The leading men of tomorrow are taking stupid photos with you and drinking kombucha at a party if they’re going to drive (seriously, watch To All The Boys I’ve Loved Before on Netflix and remake yourself in the image of Peter Kavinsky.) The sexiness of the Wholesome Man comes from being willing to look like an ass—often in front of people—in order to do what is good or fun or right. That’s why it’s so hot when Peter Kavinsky takes selfies in the middle of a crowded party with Lara Jean; he doesn’t care about what other people think; he’s just doing him. The Wholesome Man realizes he can be emotionally intelligent without being boring. He is antithetical to the fuckboi, who is somehow even more childish and unappealing when held up against a guy who knows how to talk openly about his strained relationship with his father. The bar has been raised again for men (seriously, Seth Rogen movies set us so far back in terms of what we expect out of partners) and we love it.

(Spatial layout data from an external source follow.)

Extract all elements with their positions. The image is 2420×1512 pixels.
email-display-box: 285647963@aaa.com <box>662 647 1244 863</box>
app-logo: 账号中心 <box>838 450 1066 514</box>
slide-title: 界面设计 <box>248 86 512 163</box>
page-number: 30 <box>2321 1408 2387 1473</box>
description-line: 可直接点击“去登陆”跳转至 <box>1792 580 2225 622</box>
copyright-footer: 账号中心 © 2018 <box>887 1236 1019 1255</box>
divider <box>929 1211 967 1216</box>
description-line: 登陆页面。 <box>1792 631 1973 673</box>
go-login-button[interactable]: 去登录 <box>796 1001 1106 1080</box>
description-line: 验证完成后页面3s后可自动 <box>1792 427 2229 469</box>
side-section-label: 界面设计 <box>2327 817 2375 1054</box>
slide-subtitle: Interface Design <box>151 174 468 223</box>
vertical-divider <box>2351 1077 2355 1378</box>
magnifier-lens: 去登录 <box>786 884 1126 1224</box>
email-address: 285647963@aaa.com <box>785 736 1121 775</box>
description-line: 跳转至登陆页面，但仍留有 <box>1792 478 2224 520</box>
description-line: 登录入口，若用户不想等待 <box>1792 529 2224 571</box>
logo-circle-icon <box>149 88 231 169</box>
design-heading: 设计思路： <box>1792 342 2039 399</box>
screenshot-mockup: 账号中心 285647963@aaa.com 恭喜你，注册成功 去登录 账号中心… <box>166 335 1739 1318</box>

Wholesome isn’t just about being a good guy around or because of your girlfriend, either. Peter Kavinsky is a good guy all the time, I bet. The vibe you're going for is equal parts emotionally evolved and aware of the world around you. The wholesome guy is the kind of guy who calls out his friends when they’re being dicks—think John Legend calling out Kanye—and who isn’t afraid to be silly in his girlfriend’s Instagram stories—think John Legend singing to Chrissy about her “headband of the day” while on vacation. And maybe you can’t afford to open a whole school like LeBron, but you can keep up with politics (because you actually care about other people; not because you love to argue). A high degree of social awareness, and the ability to speak about it, is what makes Terry Crews so hot, and it’s what makes women love the cast of Queer Eye so much, even if they don’t want to date us. Men who actually work to make the world a better place are wholesome-hot. It's about being well-rounded without losing the edge and humor that makes guys so sexy.

Wholesome wasn’t always this appealing, so why now? Just look at the world around us. It’s no wonder women want supportive, fun-loving, genuinely kind partners to come home to. These days we’re getting more than our daily dose of the rebellious asshole rich kid that the 80s loved, and the irresponsible manchild that the aughts preferred. And women certainly don’t have the energy to teach a sensitive brooding 90s leading man to care about people other than himself. We’re asking for you to be done maturing by the time you get to us now. We’re asking you to put in an effort with our friends just as often as you put in effort to make us come.

Also, we’re asking you to please just watch To All The Boys I’ve Loved Before. It's so good.